Date report completed: December 2021
Location: Fiveways Fruit Farm, Dyers Road, Stanway, Essex
Map reference(s):
File size: 10018 kb
Project type: Monitoring
Significance of the results:
Keywords:

Summary. Archaeological monitoring was undertaken on land at Fiveways Fruit Farm, Dyers Road, Stanway, Colchester, Essex from September 2018 to July 2021 prior to the development of the site for mineral extraction. The site lies in an area of high archaeological significance some 500m northwest of the Gosbecks complex, the focus of the Iron Age oppidum of Camulodunum and later site of several major Roman public and other buildings including a Romano-Celtic and a theatre. Approximately 400m to the south was a series of five enclosures, consisting of an Iron Age farmstead and four Late Iron Age high-status funerary enclosures. In 2015, excavations immediately to the south of the site uncovered the remains of two interlinked Middle Iron Age farmsteads as well as evidence of limited Neolithic, Bronze Age, and Early Iron Age occupation.
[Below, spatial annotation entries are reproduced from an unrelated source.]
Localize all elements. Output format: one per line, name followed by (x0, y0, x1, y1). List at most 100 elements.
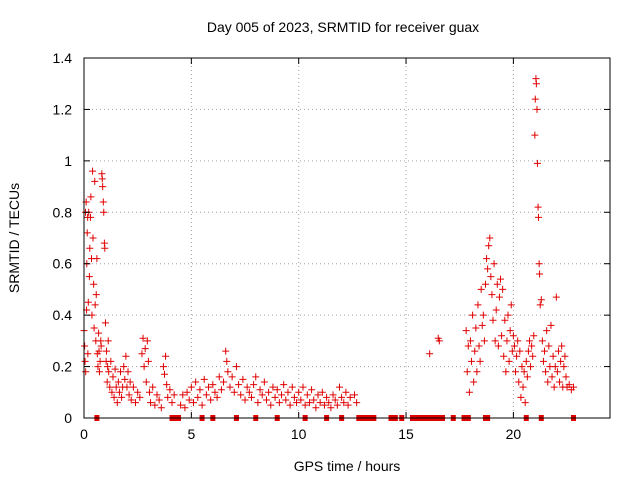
data-point (542, 368, 550, 376)
data-point (112, 383, 120, 391)
data-point (510, 342, 518, 350)
data-point (338, 393, 346, 401)
data-point (473, 368, 481, 376)
data-point (475, 342, 483, 350)
x-tick-label: 20 (506, 426, 522, 442)
data-point (335, 383, 343, 391)
data-point (312, 404, 320, 412)
data-point (275, 399, 283, 407)
data-point (90, 324, 98, 332)
data-point (153, 391, 161, 399)
data-point (252, 373, 260, 381)
data-point (560, 363, 568, 371)
data-point (484, 265, 492, 273)
y-tick-label: 0.6 (53, 256, 73, 272)
data-point (487, 273, 495, 281)
data-point (495, 293, 503, 301)
data-point (265, 388, 273, 396)
data-point (547, 321, 555, 329)
data-point (323, 393, 331, 401)
data-point (486, 234, 494, 242)
data-point (121, 375, 129, 383)
data-point (223, 357, 231, 365)
data-point (552, 293, 560, 301)
data-point (545, 342, 553, 350)
data-point (305, 399, 313, 407)
data-point (232, 363, 240, 371)
data-point (108, 388, 116, 396)
data-point (114, 378, 122, 386)
data-point (522, 357, 530, 365)
data-point (295, 388, 303, 396)
data-point (124, 368, 132, 376)
data-point (89, 234, 97, 242)
data-point (549, 352, 557, 360)
data-point (187, 383, 195, 391)
data-point (280, 381, 288, 389)
data-point (98, 175, 106, 183)
data-point (514, 337, 522, 345)
data-point (463, 368, 471, 376)
data-point (106, 383, 114, 391)
data-point (491, 337, 499, 345)
data-point (183, 388, 191, 396)
data-point (155, 396, 163, 404)
data-point (286, 401, 294, 409)
data-point (466, 337, 474, 345)
data-point (262, 396, 270, 404)
data-point (222, 347, 230, 355)
x-tick-label: 10 (291, 426, 307, 442)
data-point (220, 378, 228, 386)
data-point (151, 401, 159, 409)
data-point (502, 368, 510, 376)
data-point (346, 393, 354, 401)
data-point (145, 388, 153, 396)
data-point (512, 368, 520, 376)
data-point (327, 404, 335, 412)
data-point (290, 393, 298, 401)
data-point (245, 388, 253, 396)
data-point (100, 208, 108, 216)
data-point (93, 255, 101, 263)
x-tick-label: 0 (80, 426, 88, 442)
data-point (278, 391, 286, 399)
data-point (177, 401, 185, 409)
data-point (91, 177, 99, 185)
data-point (333, 401, 341, 409)
data-point (81, 357, 89, 365)
data-point (318, 388, 326, 396)
data-point (207, 396, 215, 404)
data-point (494, 342, 502, 350)
data-point (200, 375, 208, 383)
data-point (205, 383, 213, 391)
data-point (299, 383, 307, 391)
data-point (95, 368, 103, 376)
data-point (241, 396, 249, 404)
data-point (535, 260, 543, 268)
data-point (508, 347, 516, 355)
data-point (260, 378, 268, 386)
data-point (543, 327, 551, 335)
data-point (211, 388, 219, 396)
grid-lines (84, 58, 610, 418)
data-point (144, 357, 152, 365)
data-point (134, 388, 142, 396)
data-point (530, 332, 538, 340)
data-point (529, 352, 537, 360)
data-point (92, 291, 100, 299)
data-point (558, 342, 566, 350)
data-point (95, 329, 103, 337)
data-point (478, 321, 486, 329)
data-point (181, 404, 189, 412)
data-point (132, 399, 140, 407)
data-point (521, 399, 529, 407)
data-point (534, 203, 542, 211)
data-point (101, 244, 109, 252)
data-point (490, 260, 498, 268)
data-point (527, 363, 535, 371)
data-point (113, 399, 121, 407)
x-tick-label: 5 (187, 426, 195, 442)
data-point (87, 193, 95, 201)
data-point (506, 327, 514, 335)
data-point (518, 363, 526, 371)
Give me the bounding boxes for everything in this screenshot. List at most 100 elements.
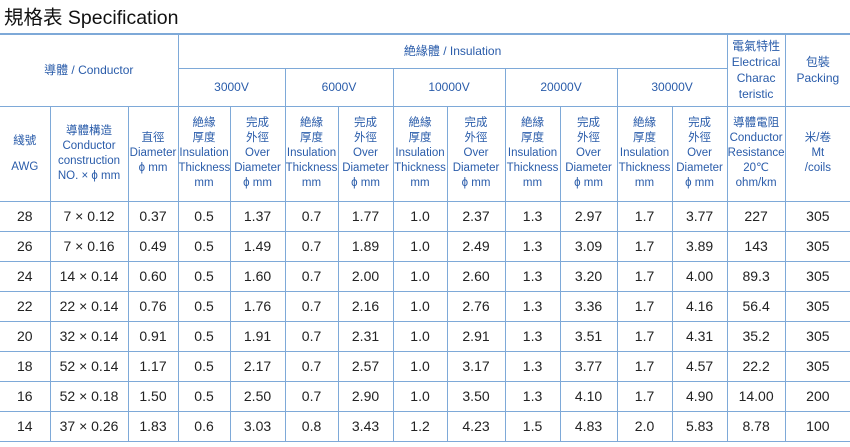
thickness-3000v-cell: 0.5 — [177, 200, 231, 232]
over-diameter-header-unit: ϕ mm — [243, 177, 272, 189]
over-diameter-header-zh1: 完成 — [246, 117, 270, 129]
thickness-header-en1: Insulation — [179, 147, 229, 159]
over-diameter-header-zh1: 完成 — [354, 117, 378, 129]
over-diameter-20000v-cell: 4.10 — [559, 380, 618, 412]
table-row: 20 32 × 0.14 0.91 0.5 1.91 0.7 2.31 1.0 2.91 1.3 3… — [0, 320, 850, 352]
over-diameter-header-en2: Diameter — [676, 162, 723, 174]
thickness-header-zh1: 絶緣 — [408, 117, 432, 129]
over-diameter-10000v-cell: 3.50 — [446, 380, 506, 412]
awg-cell: 24 — [0, 260, 51, 292]
construction-header-line1: Conductor — [62, 139, 116, 152]
over-diameter-header-unit: ϕ mm — [685, 177, 714, 189]
over-diameter-30000v-cell: 5.83 — [671, 410, 728, 442]
page-title: 規格表 Specification — [4, 7, 179, 29]
thickness-3000v-cell: 0.5 — [177, 320, 231, 352]
over-diameter-3000v-cell: 2.50 — [229, 380, 286, 412]
awg-cell: 20 — [0, 320, 51, 352]
over-diameter-3000v-cell: 1.76 — [229, 290, 286, 322]
over-diameter-10000v-cell: 2.49 — [446, 230, 506, 262]
thickness-header-en1: Insulation — [395, 147, 445, 159]
awg-cell: 16 — [0, 380, 51, 412]
over-diameter-30000v-cell: 4.57 — [671, 350, 728, 382]
thickness-10000v-cell: 1.0 — [392, 350, 448, 382]
thickness-header-zh1: 絶緣 — [300, 117, 324, 129]
construction-header: 導體構造 Conductor construction NO. × ϕ mm — [49, 105, 129, 202]
electrical-header-zh: 電氣特性 — [732, 39, 781, 54]
thickness-30000v-cell: 1.7 — [616, 320, 673, 352]
over-diameter-header-20000v: 完成 外徑 Over Diameter ϕ mm — [559, 105, 618, 202]
over-diameter-header-6000v: 完成 外徑 Over Diameter ϕ mm — [337, 105, 394, 202]
resistance-header-unit: ohm/km — [735, 177, 777, 189]
construction-cell: 32 × 0.14 — [49, 320, 129, 352]
over-diameter-header-zh1: 完成 — [688, 117, 712, 129]
coils-header-en1: Mt — [811, 147, 825, 159]
over-diameter-3000v-cell: 1.91 — [229, 320, 286, 352]
over-diameter-6000v-cell: 3.43 — [337, 410, 394, 442]
thickness-6000v-cell: 0.7 — [284, 350, 339, 382]
over-diameter-header-en1: Over — [353, 147, 378, 159]
over-diameter-6000v-cell: 2.90 — [337, 380, 394, 412]
thickness-header-unit: mm — [410, 177, 430, 189]
voltage-header-20000v: 20000V — [504, 67, 618, 107]
resistance-header-zh: 導體電阻 — [733, 117, 780, 129]
over-diameter-header-en2: Diameter — [452, 162, 500, 174]
thickness-6000v-cell: 0.7 — [284, 230, 339, 262]
thickness-header-en2: Thickness — [394, 162, 446, 174]
construction-cell: 52 × 0.18 — [49, 380, 129, 412]
table-row: 26 7 × 0.16 0.49 0.5 1.49 0.7 1.89 1.0 2.49 1.3 3.… — [0, 230, 850, 262]
over-diameter-header-zh2: 外徑 — [354, 132, 378, 144]
thickness-header-unit: mm — [522, 177, 543, 189]
thickness-header-zh1: 絶緣 — [192, 117, 216, 129]
packing-header-en: Packing — [796, 71, 840, 86]
awg-cell: 28 — [0, 200, 51, 232]
table-row: 14 37 × 0.26 1.83 0.6 3.03 0.8 3.43 1.2 4.23 1.5 4… — [0, 410, 850, 442]
resistance-cell: 89.3 — [726, 260, 786, 292]
over-diameter-header-zh2: 外徑 — [246, 132, 270, 144]
voltage-header-30000v: 30000V — [616, 67, 728, 107]
over-diameter-6000v-cell: 1.89 — [337, 230, 394, 262]
over-diameter-10000v-cell: 3.17 — [446, 350, 506, 382]
over-diameter-20000v-cell: 3.36 — [559, 290, 618, 322]
construction-cell: 22 × 0.14 — [49, 290, 129, 322]
table-row: 28 7 × 0.12 0.37 0.5 1.37 0.7 1.77 1.0 2.37 1.3 2.… — [0, 200, 850, 232]
thickness-20000v-cell: 1.5 — [504, 410, 561, 442]
over-diameter-30000v-cell: 3.77 — [671, 200, 728, 232]
over-diameter-20000v-cell: 3.09 — [559, 230, 618, 262]
thickness-10000v-cell: 1.0 — [392, 260, 448, 292]
over-diameter-3000v-cell: 3.03 — [229, 410, 286, 442]
over-diameter-10000v-cell: 4.23 — [446, 410, 506, 442]
resistance-header-temp: 20℃ — [743, 162, 769, 174]
resistance-cell: 35.2 — [726, 320, 786, 352]
coils-cell: 305 — [784, 200, 850, 232]
thickness-30000v-cell: 1.7 — [616, 380, 673, 412]
thickness-3000v-cell: 0.5 — [177, 380, 231, 412]
coils-cell: 305 — [784, 230, 850, 262]
thickness-3000v-cell: 0.5 — [177, 350, 231, 382]
over-diameter-header-unit: ϕ mm — [351, 177, 380, 189]
coils-cell: 305 — [784, 350, 850, 382]
thickness-header-30000v: 絶緣 厚度 Insulation Thickness mm — [616, 105, 673, 202]
thickness-30000v-cell: 1.7 — [616, 350, 673, 382]
voltage-header-10000v: 10000V — [392, 67, 506, 107]
electrical-header-line1: Electrical — [731, 55, 781, 70]
over-diameter-30000v-cell: 3.89 — [671, 230, 728, 262]
thickness-header-zh2: 厚度 — [192, 132, 216, 144]
resistance-header: 導體電阻 Conductor Resistance 20℃ ohm/km — [726, 105, 786, 202]
over-diameter-header-en2: Diameter — [342, 162, 389, 174]
over-diameter-20000v-cell: 3.20 — [559, 260, 618, 292]
over-diameter-header-zh1: 完成 — [464, 117, 488, 129]
thickness-3000v-cell: 0.5 — [177, 260, 231, 292]
voltage-header-3000v: 3000V — [177, 67, 286, 107]
thickness-header-en2: Thickness — [506, 162, 559, 174]
over-diameter-3000v-cell: 1.60 — [229, 260, 286, 292]
thickness-header-en1: Insulation — [619, 147, 670, 159]
electrical-header-line3: teristic — [738, 87, 774, 102]
thickness-30000v-cell: 1.7 — [616, 290, 673, 322]
diameter-header: 直徑 Diameter ϕ mm — [127, 105, 179, 202]
over-diameter-header-en1: Over — [687, 147, 713, 159]
over-diameter-30000v-cell: 4.00 — [671, 260, 728, 292]
diameter-cell: 0.91 — [127, 320, 179, 352]
resistance-cell: 22.2 — [726, 350, 786, 382]
over-diameter-6000v-cell: 2.16 — [337, 290, 394, 322]
thickness-6000v-cell: 0.7 — [284, 320, 339, 352]
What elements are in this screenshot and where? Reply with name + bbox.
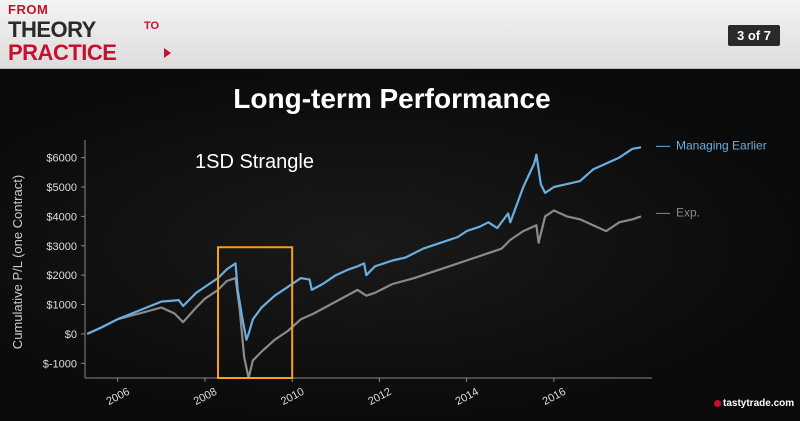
- tastytrade-logo: tastytrade.com: [714, 398, 794, 409]
- axes: $-1000 $0 $1000 $2000 $3000 $4000 $5000 $6000 20…: [43, 140, 652, 408]
- highlight-layer: [217, 246, 294, 379]
- legend-label: Managing Earlier: [676, 138, 767, 152]
- page-indicator: 3 of 7: [728, 25, 780, 46]
- chart-panel: [0, 69, 800, 421]
- x-tick-label: 2008: [192, 386, 219, 408]
- highlight-box: [217, 246, 294, 379]
- x-tick-label: 2014: [453, 386, 480, 408]
- y-tick-label: $-1000: [43, 358, 77, 370]
- y-tick-label: $3000: [46, 241, 77, 253]
- y-tick-label: $0: [65, 329, 77, 341]
- series-managing-earlier-line: [86, 146, 642, 341]
- chart-title: Long-term Performance: [233, 83, 550, 114]
- y-tick-label: $5000: [46, 182, 77, 194]
- y-tick-label: $1000: [46, 300, 77, 312]
- series-layer: [86, 146, 642, 380]
- y-tick-label: $4000: [46, 211, 77, 223]
- play-arrow-icon: [164, 48, 171, 58]
- header-bar: FROM THEORY TO PRACTICE 3 of 7: [0, 0, 800, 69]
- x-tick-label: 2012: [366, 386, 393, 408]
- x-tick-label: 2016: [541, 386, 568, 408]
- theory-to-practice-logo: FROM THEORY TO PRACTICE: [8, 2, 188, 65]
- x-tick-label: 2006: [105, 386, 132, 408]
- y-tick-label: $6000: [46, 153, 77, 165]
- cherry-icon: [714, 399, 721, 407]
- chart-subtitle: 1SD Strangle: [195, 151, 314, 173]
- series-exp-line: [86, 209, 642, 380]
- x-tick-label: 2010: [279, 386, 306, 408]
- legend-label: Exp.: [676, 205, 700, 219]
- legend: Managing Earlier Exp.: [656, 138, 767, 219]
- y-axis-label: Cumulative P/L (one Contract): [10, 175, 25, 349]
- y-tick-label: $2000: [46, 270, 77, 282]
Further Middle Iron Age remains were found during the present investigation, including a ditch which linked the two farmsteads uncovered during the 2015 excavations around which were a number of pits and tree-throws containing pottery, loomweight fragments and heat-affected stone and possibly indicates the presence of a further enclosure in the vicinity. Evidence of Roman occupation was also encountered within this part of the site. An isolated Late Bronze Age pit and worked flints of Mesolithic, Neolithic and Bronze Age date evidenced a presence at the site during these earlier periods too. There were no features dating to the medieval or postmedieval periods and only a limited quantity of modern remains, which were most likely the product of agricultural or horticultural activity.